Cool hiking blog action
Sunday, January 17th, 2010One of our regulars in the Trailspace Forums is a veteran backpacker who posts under the handle Tipi Walter — so called because he lived in a tipi he built himself a mile from the nearest road high in the mountains of Western North Carolina. Stories of the tipi and other accounts taken from decades of trail journals have been posted at this blog. One choice nugget from the pre-tipi years:
THE DOG
For many months I’d go to sleep there and in the middle of the night a stray black dog would curl up next to me and sleep. By morning at the crack of dawn he was gone. We were friends and we didn’t even know it. I miss that fellow.
Walter has lived our Walter Mitty fantasies of chucking all the crap and heading to the woods. He’s also gone on more than a hundred multi-night outings dutifully recorded at his TrailJournals account. One day on the Benton MacKaye Trail with his girlfriend, trailname Little Mitten:
Finally after miles the trail left the creek and became a real trail and then it was hard hiking on rocks, rocks everywhere. This part was in many ways the hardest part, trying to make time but all body parts screaming, knees bleeding and calves knotted up, arms tired and the back burning.

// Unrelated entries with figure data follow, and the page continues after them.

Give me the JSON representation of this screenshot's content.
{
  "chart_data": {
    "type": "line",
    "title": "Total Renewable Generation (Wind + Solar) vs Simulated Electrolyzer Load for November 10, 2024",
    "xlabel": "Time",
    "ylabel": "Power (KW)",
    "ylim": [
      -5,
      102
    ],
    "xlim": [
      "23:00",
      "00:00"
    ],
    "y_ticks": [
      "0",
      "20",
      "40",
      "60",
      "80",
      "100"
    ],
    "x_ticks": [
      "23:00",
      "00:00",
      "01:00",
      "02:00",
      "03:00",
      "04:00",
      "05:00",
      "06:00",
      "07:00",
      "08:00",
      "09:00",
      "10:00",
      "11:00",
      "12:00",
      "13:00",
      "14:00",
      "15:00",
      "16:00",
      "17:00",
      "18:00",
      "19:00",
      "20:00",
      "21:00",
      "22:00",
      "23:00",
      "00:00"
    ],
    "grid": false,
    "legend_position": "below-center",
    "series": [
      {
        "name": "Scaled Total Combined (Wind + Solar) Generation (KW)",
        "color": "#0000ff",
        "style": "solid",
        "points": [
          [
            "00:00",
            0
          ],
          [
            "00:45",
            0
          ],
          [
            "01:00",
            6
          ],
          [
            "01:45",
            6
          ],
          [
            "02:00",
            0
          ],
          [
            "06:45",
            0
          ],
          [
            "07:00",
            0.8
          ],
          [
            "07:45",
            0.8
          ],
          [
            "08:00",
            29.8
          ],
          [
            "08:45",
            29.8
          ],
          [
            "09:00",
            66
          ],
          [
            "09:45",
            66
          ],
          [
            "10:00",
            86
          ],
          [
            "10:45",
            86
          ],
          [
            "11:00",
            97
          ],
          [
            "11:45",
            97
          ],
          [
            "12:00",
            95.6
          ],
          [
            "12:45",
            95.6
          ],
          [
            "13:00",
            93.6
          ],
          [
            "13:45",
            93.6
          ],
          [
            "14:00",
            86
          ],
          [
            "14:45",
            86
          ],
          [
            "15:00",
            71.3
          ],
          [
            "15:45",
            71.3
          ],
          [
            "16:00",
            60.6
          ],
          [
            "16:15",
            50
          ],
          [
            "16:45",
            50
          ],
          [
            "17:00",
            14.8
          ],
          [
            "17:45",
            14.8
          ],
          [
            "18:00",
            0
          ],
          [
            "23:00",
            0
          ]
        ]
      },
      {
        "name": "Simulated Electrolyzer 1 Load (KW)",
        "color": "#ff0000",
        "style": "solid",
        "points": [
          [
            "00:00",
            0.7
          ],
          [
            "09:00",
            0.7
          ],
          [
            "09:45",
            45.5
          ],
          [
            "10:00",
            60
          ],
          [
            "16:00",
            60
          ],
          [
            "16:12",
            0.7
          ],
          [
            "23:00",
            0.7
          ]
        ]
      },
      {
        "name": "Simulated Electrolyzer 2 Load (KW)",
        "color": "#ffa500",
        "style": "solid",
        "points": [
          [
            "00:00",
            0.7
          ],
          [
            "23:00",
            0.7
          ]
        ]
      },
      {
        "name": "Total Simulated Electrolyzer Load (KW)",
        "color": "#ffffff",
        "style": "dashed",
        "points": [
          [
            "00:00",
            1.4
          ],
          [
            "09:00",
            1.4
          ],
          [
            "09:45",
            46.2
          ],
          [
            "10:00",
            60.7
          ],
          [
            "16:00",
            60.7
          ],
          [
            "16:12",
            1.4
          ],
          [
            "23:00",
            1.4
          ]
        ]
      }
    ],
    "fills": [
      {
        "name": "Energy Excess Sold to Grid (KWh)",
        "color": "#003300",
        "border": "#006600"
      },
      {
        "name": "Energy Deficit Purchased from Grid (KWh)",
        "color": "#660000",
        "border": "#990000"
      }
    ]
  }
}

Mitten stumbles and falls, cheeks turn red and burning, eyes bulging out and lips seething, shouts floating on the wind going nowhere. Her walking stick is flailed against rock, a broken wish to destroy all things natural and yet she goes on, biting the bullet. We go down on the right side of the creek and there are a thousand rocks to step over. I move fast because I want to camp, to simply hear the big creek and cook and camp.
We slow down and trip, I in my own way am in ecstacy. Backpackers of all people will understand. As we continue down I am looking for an old car engine block sitting in the middle of the trail, I know once I find it we are getting closer. I see it and sit down to rest, Mitten is far back and seeing red. All is well in the Citico Wilderness.
Walter’s last wild outing concluded around New Year’s, a 15-night outing characterized by ruinous cold and tent-bending snow.
Now that’s hiking, folks.
Another one finds Carolina…
I happened upon another recent addition to North Carolina’ hiking-blogging roster, one Jenny Bennett, who moved to the mountain town of Brevard in the fall of 2009. No telling what you’ll find here (Jenny’s also an authority on the Boer War), but chances are it’ll always be worth a look.